We then use this mask as the value
of the keyword argument `mask`

. Printing out the resulting
masked array `amasked`

reveals that this object consists of the
data array itself with the masked values blanked out, the boolean
array with `True`

values occurring where the original array
elements exceeded 10, and the *fill value*, which is the actual
value assigned to masked elements of the data array. If a different
fill value is desired, this may be assigned via a keyword parameter
in the `ma.array`

call, e. g., `fill_value=1e30`

.

Computations are not done on masked values in NumPy calculations. Furthermore, various other packages such as the Matplotlib graphics package (discussed in the next chapter) recognize masked regions and act appropriately.
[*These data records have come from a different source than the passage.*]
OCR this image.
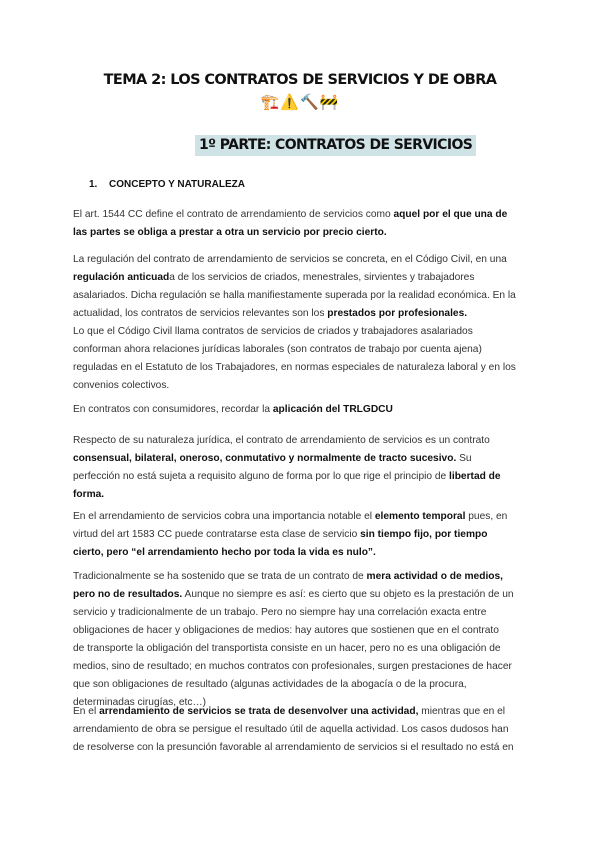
TEMA 2: LOS CONTRATOS DE SERVICIOS Y DE OBRA
🏗️⚠️🔨🚧
1º PARTE: CONTRATOS DE SERVICIOS
1. CONCEPTO Y NATURALEZA
El art. 1544 CC define el contrato de arrendamiento de servicios como aquel por el que una de
las partes se obliga a prestar a otra un servicio por precio cierto.
La regulación del contrato de arrendamiento de servicios se concreta, en el Código Civil, en una
regulación anticuada de los servicios de criados, menestrales, sirvientes y trabajadores
asalariados. Dicha regulación se halla manifiestamente superada por la realidad económica. En la
actualidad, los contratos de servicios relevantes son los prestados por profesionales.
Lo que el Código Civil llama contratos de servicios de criados y trabajadores asalariados
conforman ahora relaciones jurídicas laborales (son contratos de trabajo por cuenta ajena)
reguladas en el Estatuto de los Trabajadores, en normas especiales de naturaleza laboral y en los
convenios colectivos.
En contratos con consumidores, recordar la aplicación del TRLGDCU
Respecto de su naturaleza jurídica, el contrato de arrendamiento de servicios es un contrato
consensual, bilateral, oneroso, conmutativo y normalmente de tracto sucesivo. Su
perfección no está sujeta a requisito alguno de forma por lo que rige el principio de libertad de
forma.
En el arrendamiento de servicios cobra una importancia notable el elemento temporal pues, en
virtud del art 1583 CC puede contratarse esta clase de servicio sin tiempo fijo, por tiempo
cierto, pero “el arrendamiento hecho por toda la vida es nulo”.
Tradicionalmente se ha sostenido que se trata de un contrato de mera actividad o de medios,
pero no de resultados. Aunque no siempre es así: es cierto que su objeto es la prestación de un
servicio y tradicionalmente de un trabajo. Pero no siempre hay una correlación exacta entre
obligaciones de hacer y obligaciones de medios: hay autores que sostienen que en el contrato
de transporte la obligación del transportista consiste en un hacer, pero no es una obligación de
medios, sino de resultado; en muchos contratos con profesionales, surgen prestaciones de hacer
que son obligaciones de resultado (algunas actividades de la abogacía o de la procura,
determinadas cirugías, etc…)
En el arrendamiento de servicios se trata de desenvolver una actividad, mientras que en el
arrendamiento de obra se persigue el resultado útil de aquella actividad. Los casos dudosos han
de resolverse con la presunción favorable al arrendamiento de servicios si el resultado no está en
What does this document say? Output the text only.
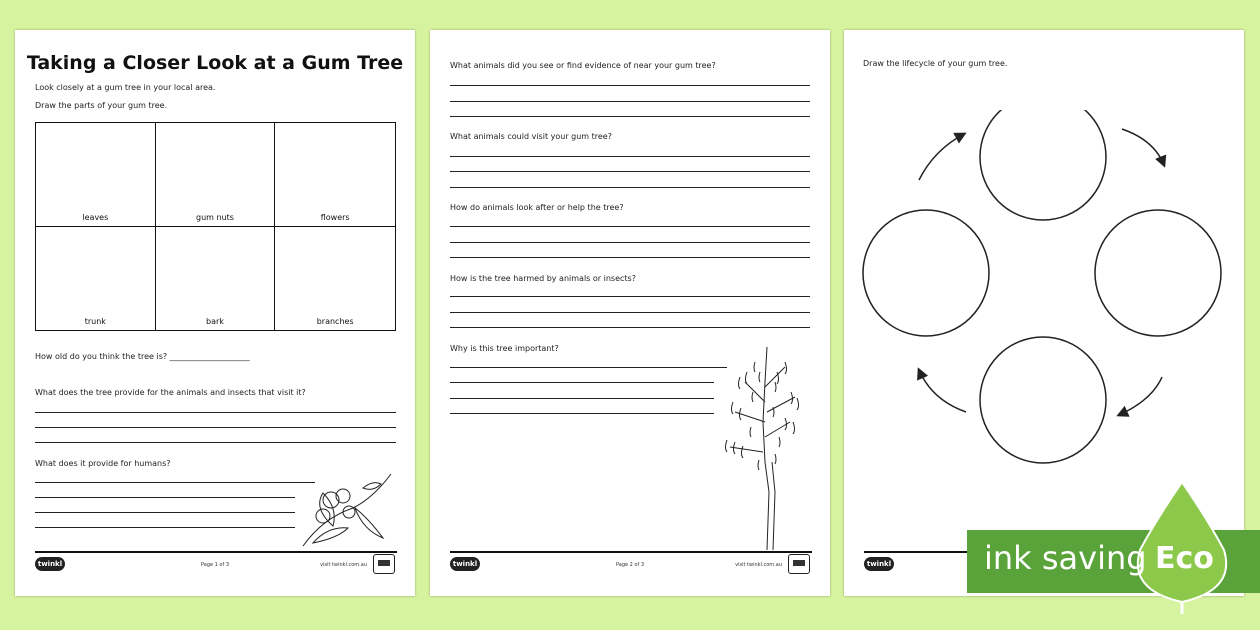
Taking a Closer Look at a Gum Tree
Look closely at a gum tree in your local area.
Draw the parts of your gum tree.
leaves	gum nuts	flowers
trunk	bark	branches
How old do you think the tree is? ____________________
What does the tree provide for the animals and insects that visit it?
What does it provide for humans?
twinkl	Page 1 of 3	visit twinkl.com.au
What animals did you see or find evidence of near your gum tree?
What animals could visit your gum tree?
How do animals look after or help the tree?
How is the tree harmed by animals or insects?
Why is this tree important?
twinkl	Page 2 of 3	visit twinkl.com.au
Draw the lifecycle of your gum tree.
twinkl	ink saving Eco
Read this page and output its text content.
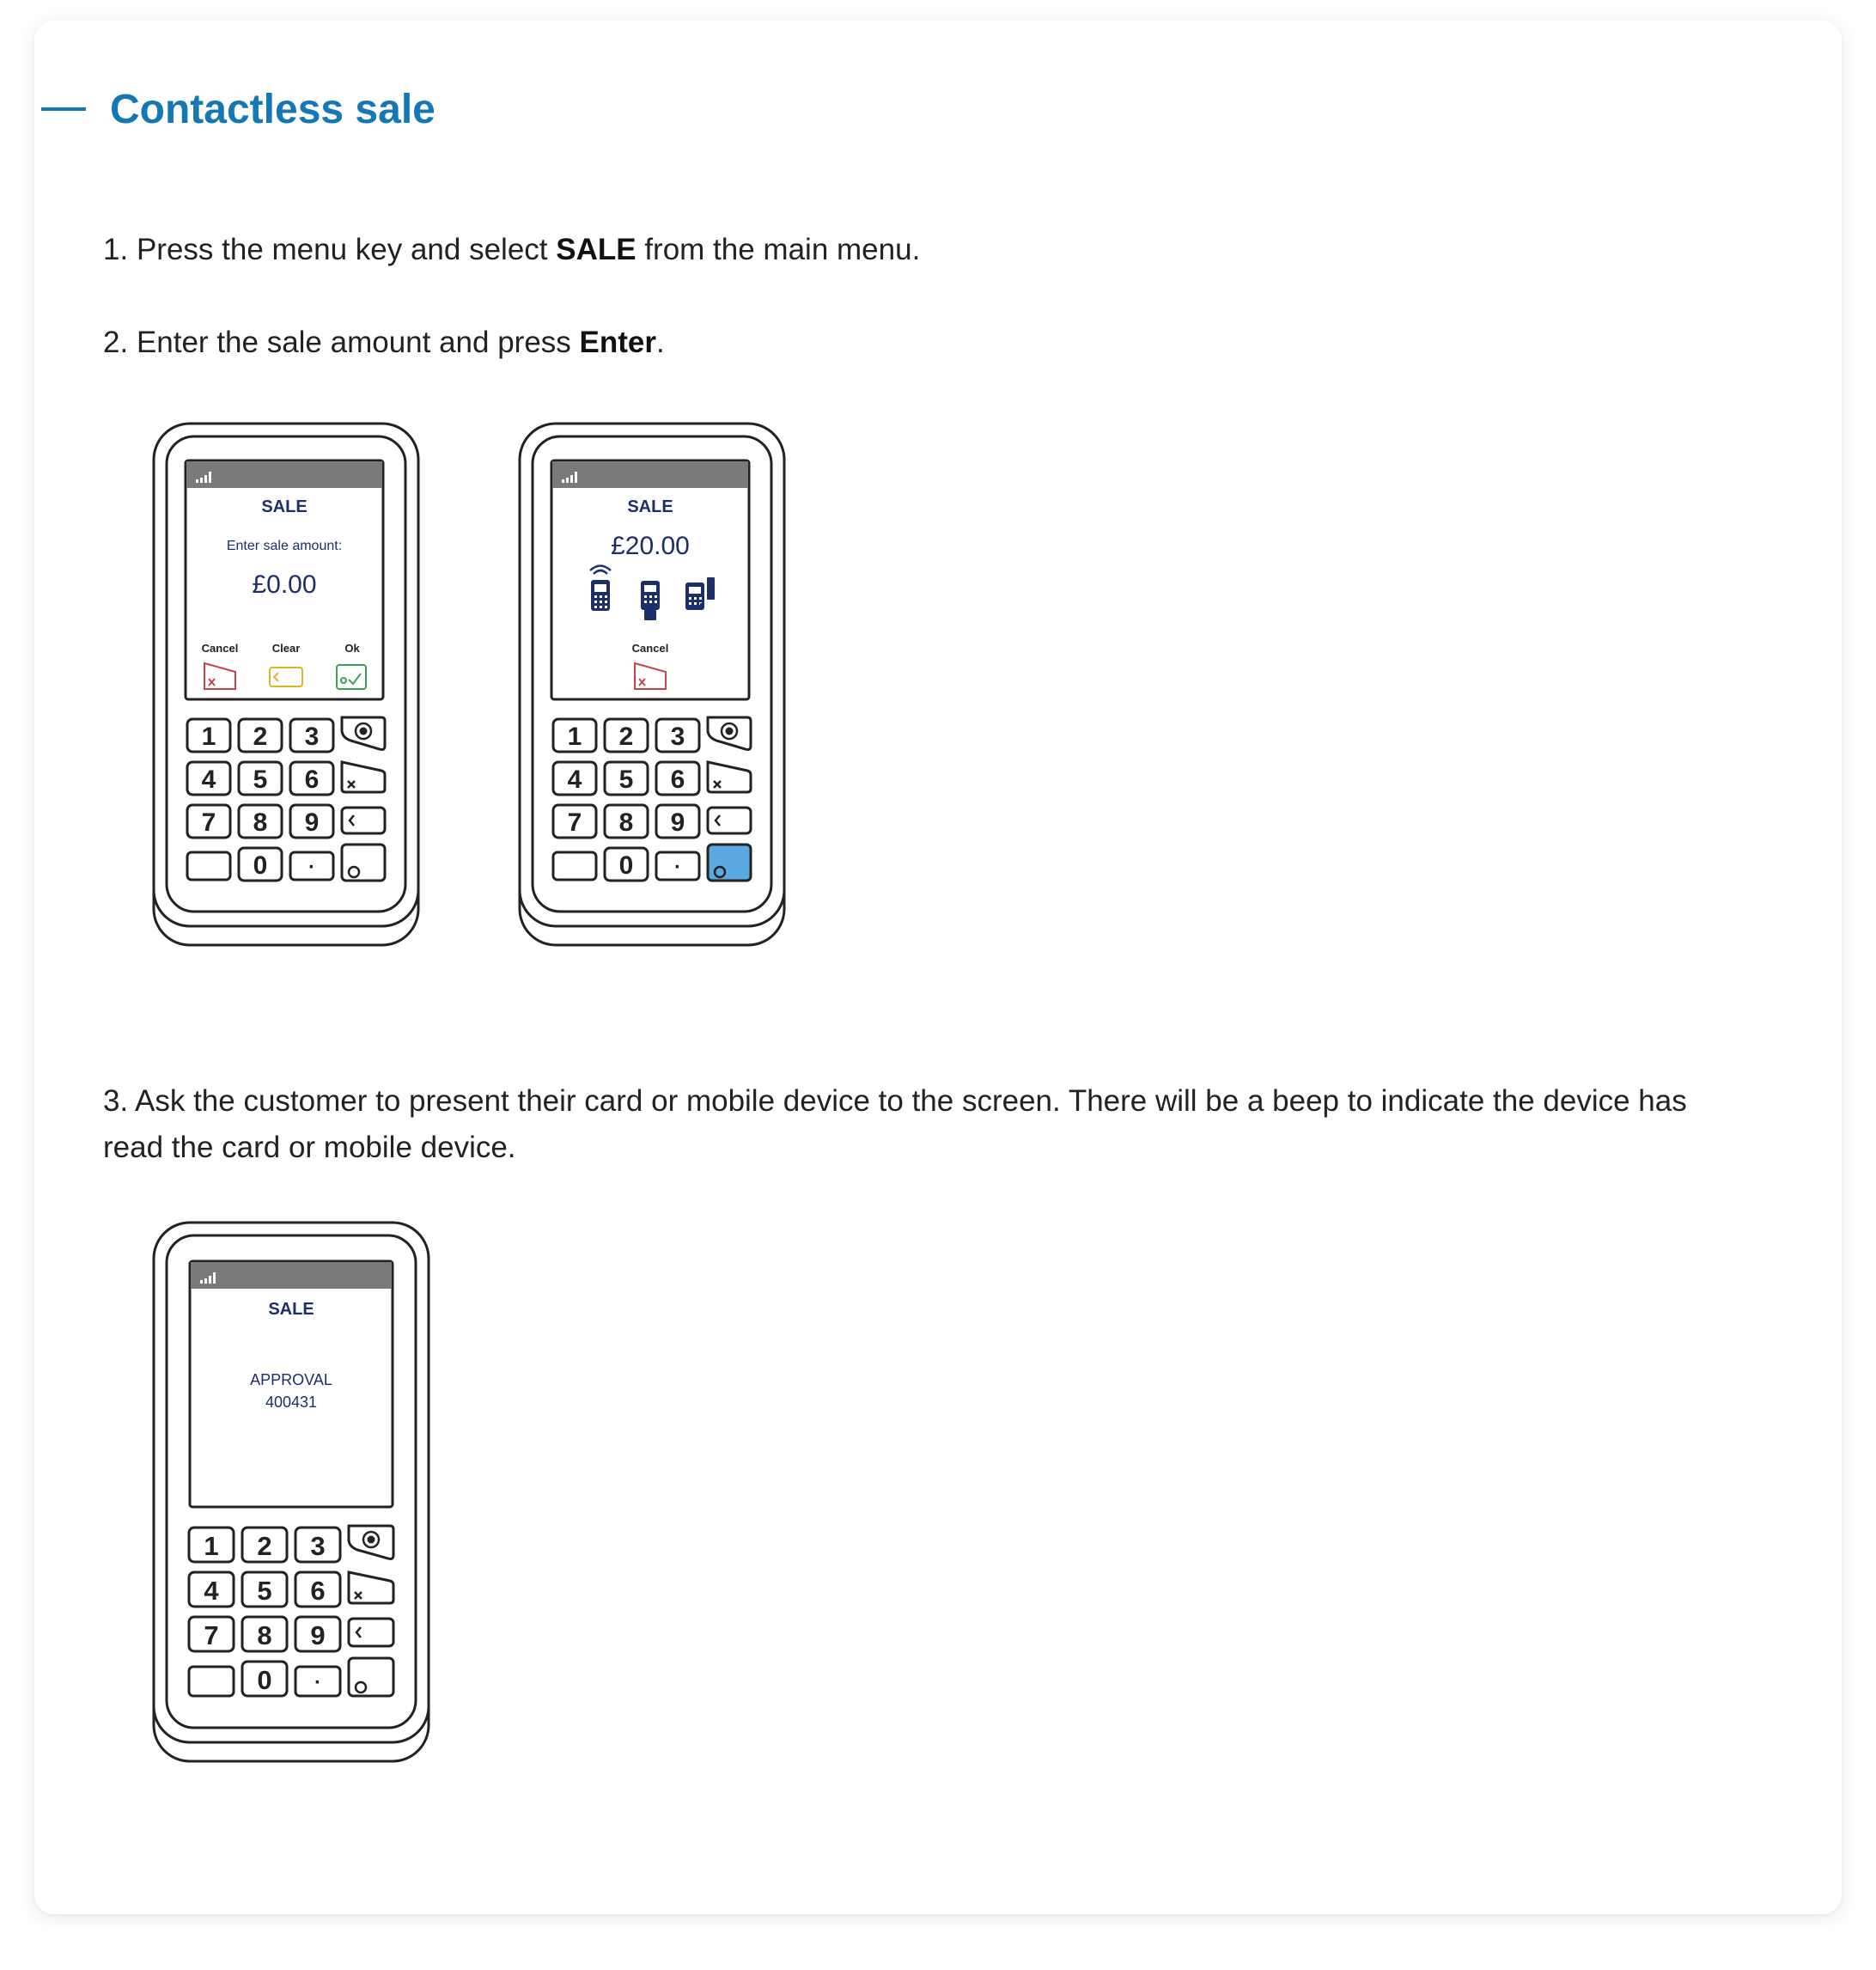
Contactless sale
1. Press the menu key and select SALE from the main menu.
2. Enter the sale amount and press Enter.
3. Ask the customer to present their card or mobile device to the screen. There will be a beep to indicate the device has read the card or mobile device.
SALE
Enter sale amount:
£0.00
Cancel	Clear	Ok
1 2 3
4 5 6
7 8 9
0 ·
SALE
£20.00
Cancel
1 2 3
4 5 6
7 8 9
0 ·
SALE
APPROVAL
400431
1 2 3
4 5 6
7 8 9
0 ·
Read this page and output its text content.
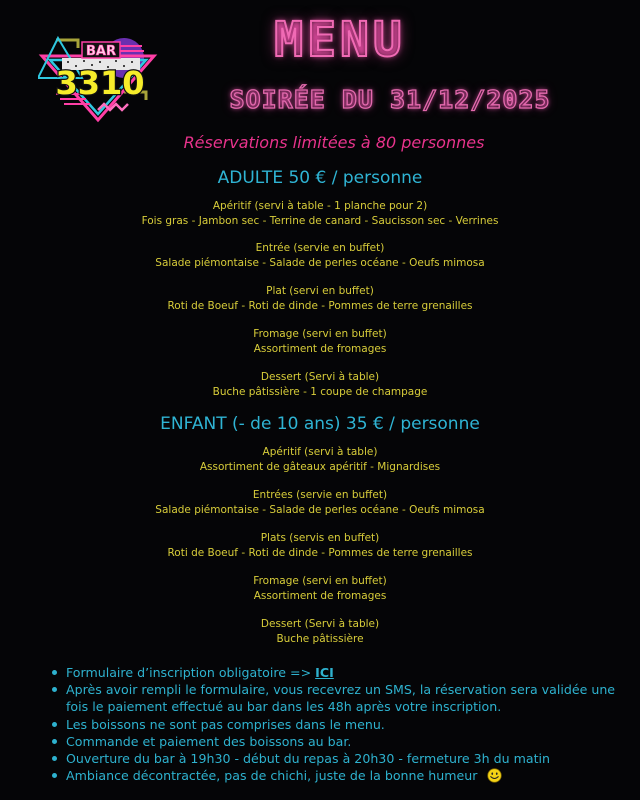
BAR
3310
MENU
SOIRÉE DU 31/12/2025
Réservations limitées à 80 personnes
ADULTE 50 € / personne
Apéritif (servi à table - 1 planche pour 2)
Fois gras - Jambon sec - Terrine de canard - Saucisson sec - Verrines
Entrée (servie en buffet)
Salade piémontaise - Salade de perles océane - Oeufs mimosa
Plat (servi en buffet)
Roti de Boeuf - Roti de dinde - Pommes de terre grenailles
Fromage (servi en buffet)
Assortiment de fromages
Dessert (Servi à table)
Buche pâtissière - 1 coupe de champage
ENFANT (- de 10 ans) 35 € / personne
Apéritif (servi à table)
Assortiment de gâteaux apéritif - Mignardises
Entrées (servie en buffet)
Salade piémontaise - Salade de perles océane - Oeufs mimosa
Plats (servis en buffet)
Roti de Boeuf - Roti de dinde - Pommes de terre grenailles
Fromage (servi en buffet)
Assortiment de fromages
Dessert (Servi à table)
Buche pâtissière
Formulaire d’inscription obligatoire => ICI
Après avoir rempli le formulaire, vous recevrez un SMS, la réservation sera validée une fois le paiement effectué au bar dans les 48h après votre inscription.
Les boissons ne sont pas comprises dans le menu.
Commande et paiement des boissons au bar.
Ouverture du bar à 19h30 - début du repas à 20h30 - fermeture 3h du matin
Ambiance décontractée, pas de chichi, juste de la bonne humeur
The unmasked data in a masked array may be recovered as follows:

>>> aunmasked = amasked.data

However, this can lead to unsatisfactory results, as there is no
reliable indication as to which data elements were masked, especially
after mathematical operations between masked arrays. The solution is
to use the *ma.filled* function, which sets masked elements to a
specified *fill value* in the unmasked version. For instance:

>>> fill_value = 1.e30 >>> aunmasked = ma.filled(amasked, fill_value) >>> aunmasked array([[ 0.00000000e+00, 1.00000000e+00, 4.00000000e+00, 9.00000000e+00], [ 1.00000000e+00, 2.00000000e+00, 5.00000000e+00, 1.00000000e+01], [ 4.00000000e+00, 5.00000000e+00, 8.00000000e+00, 1.00000000e+30], [ 9.00000000e+00, 1.00000000e+01, 1.00000000e+30, 1.00000000e+30]]) >>>

One ugly, but potentially important issue can arise with the transfer of data between computers. Different computer architectures store the bytes in multi-byte numbers in different orders. Intel-compatible machines store the least signficant byte first, and are called little-endian. Various other architectures, most notably the Sparc architecture from Sun Microsystems, store the most significant byte first, and are called big-endian. The only time this architectural detail is of importance is when data are moved from one machine type to another. In order to make sense out of data coming from a machine of the opposite type, we must reverse the byte order in the data. This is done with the byteswap method. To show what happens when bytes are in the wrong order, lets do a byteswap on an array:

>>> a = arange(0,5) >>> a array([0, 1, 2, 3, 4]) >>> a.byteswap() array([ 0, 16777216, 33554432, 50331648, 67108864]) >>>

It is possible to detect the endianness of the machine on which you are working using a routine from the sys module:

>>> import sys >>> sys.byteorder 'little' >>>

The NumPy home page provides some useful information on NumPy: http://numpy.scipy.org/. The User Guide is rather incomplete at this point, but the NumPy Reference is quite useful. There is also a separate Tutorial, and the source code may be downloaded. Travis Oliphant’s Guide to NumPy http://www.tramy.us/ is a complete reference work, over 300 pages of PDF. It is the definitive work, but daunting for a beginner. The Numerical Python page http://numpy.sourceforge.net/numdoc/HTML/numdoc.htm is out of date, but may still be useful in certain respects.

Version 1.13 of NumPy is documented here. Changes (for the better) were made to the histogram function between 1.11 and 1.13.